No Definition, No Metric

We don't know what it is and we can't measure it

No Definition
As a corollary to the recursive nature of the artifact we call “knowledge”, it is interesting to note that we have no empirical definition of it.   The Merriam-Webster dictionary quotes:

Definition of knowledge

1a(1):    the fact or condition of knowing something with familiarity gained through experience or association

(2):     acquaintance with or understanding of a science, art, or technique

1b(1):    the fact or condition of being aware of something

(2):     the range of one's information or understanding | answered to the best of my knowledge

2a:      the sum of what is known: the body of truth, information, and principles acquired by humankind


Each of these definitions includes a word (underlined) that itself requires or implies extant knowledge.  This is a circular definition, where “knowledge” is defined with respect other knowledge or to the activity of to knowing something.  And then  the activity of “knowing” is defined as having or acquiring knowledge.  This noun-verb circular definition is not uncommon.  In the definition of many labels, the associated noun/label is defined in terms of the verb/action required to identify and process the noun.  For example: “reading” is defined in terms of words, and “words” in terms of the action of being read.  This symmetry is not accidental.

Ultimately, people’s use of both the artifact and the action upon the artifact usually results in familiarity with the concept to the point of usability—while we may not be able to absolutely and empirically define knowledge, we do end up with a useful and usable sense of what it is and a good facility with it. 

No Metric

The issue of assessing and quantifying knowledge we will address later.  For the moment, we simply note that there is no such thing as a “knowledge unit”—there is no metric in which the quantity of knowledge can be definitively expressed.  This is true wherever the knowledge is stored: in a human brain, in a book, in a graphical design, or in a computer program.  

The latter has caused challenges in the field of software development in that the knowledge contained in the computer program is the real ultimate product of the development process.  While steel-making, growing crops, manufacturing cars, and other human endeavors can quite easily measure some quantity of correct and usable physical output, in general this is not possible in the creation of software [1].  Software development does not really produce any physical product that completely, congruently, and consistently maps onto its knowledge content.  Valiant efforts have been made in this area with counts of system data storage, data elements and data collections, system states and their associated events, input and output transitions, lines of functional code, even simple bit counts.  As we will see later, these metrics all fail the test of measuring knowledge—they actually measure something else that the person doing the counting assumes (hopes?) will indicate the quantity of knowledge.

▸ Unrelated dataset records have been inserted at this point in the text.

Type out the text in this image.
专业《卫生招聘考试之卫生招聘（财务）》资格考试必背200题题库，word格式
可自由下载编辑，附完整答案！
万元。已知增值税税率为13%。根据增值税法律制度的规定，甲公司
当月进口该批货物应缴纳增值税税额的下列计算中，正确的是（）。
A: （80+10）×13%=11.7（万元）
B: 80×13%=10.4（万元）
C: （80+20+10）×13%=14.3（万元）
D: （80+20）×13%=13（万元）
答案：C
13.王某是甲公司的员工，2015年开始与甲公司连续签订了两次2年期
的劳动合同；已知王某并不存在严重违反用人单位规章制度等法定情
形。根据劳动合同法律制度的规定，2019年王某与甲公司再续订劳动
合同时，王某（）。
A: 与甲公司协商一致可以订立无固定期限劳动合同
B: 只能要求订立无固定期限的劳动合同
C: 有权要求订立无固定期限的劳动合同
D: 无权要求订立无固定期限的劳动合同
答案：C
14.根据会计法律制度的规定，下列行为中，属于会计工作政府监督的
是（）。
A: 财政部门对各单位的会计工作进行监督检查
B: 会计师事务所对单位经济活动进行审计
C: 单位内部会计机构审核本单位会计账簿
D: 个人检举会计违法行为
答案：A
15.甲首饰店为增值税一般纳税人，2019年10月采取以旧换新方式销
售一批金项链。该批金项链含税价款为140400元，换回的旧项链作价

Any human construction activity that cannot be measured is, of course, seriously challenged if its construction progress and even its final output cannot be quantified.

FOOTNOTES

[1] Ah! but even these clearly physical artifact measurements invariably have a number of knowledge components: is the steel the right grade for purpose?  Are the crops what is needed and of sufficient freshness?  Do the cars work as intended--if not, what kinds of errors or deficiencies are in them?
Each of these questions highlights some attribute (read: knowledge) of the expected characteristics of the product and how much of that attribute is actually inherent in the finished product.  They also hint at some process necessary to measure how much the expectation knowledge and the extant knowledge are congruent.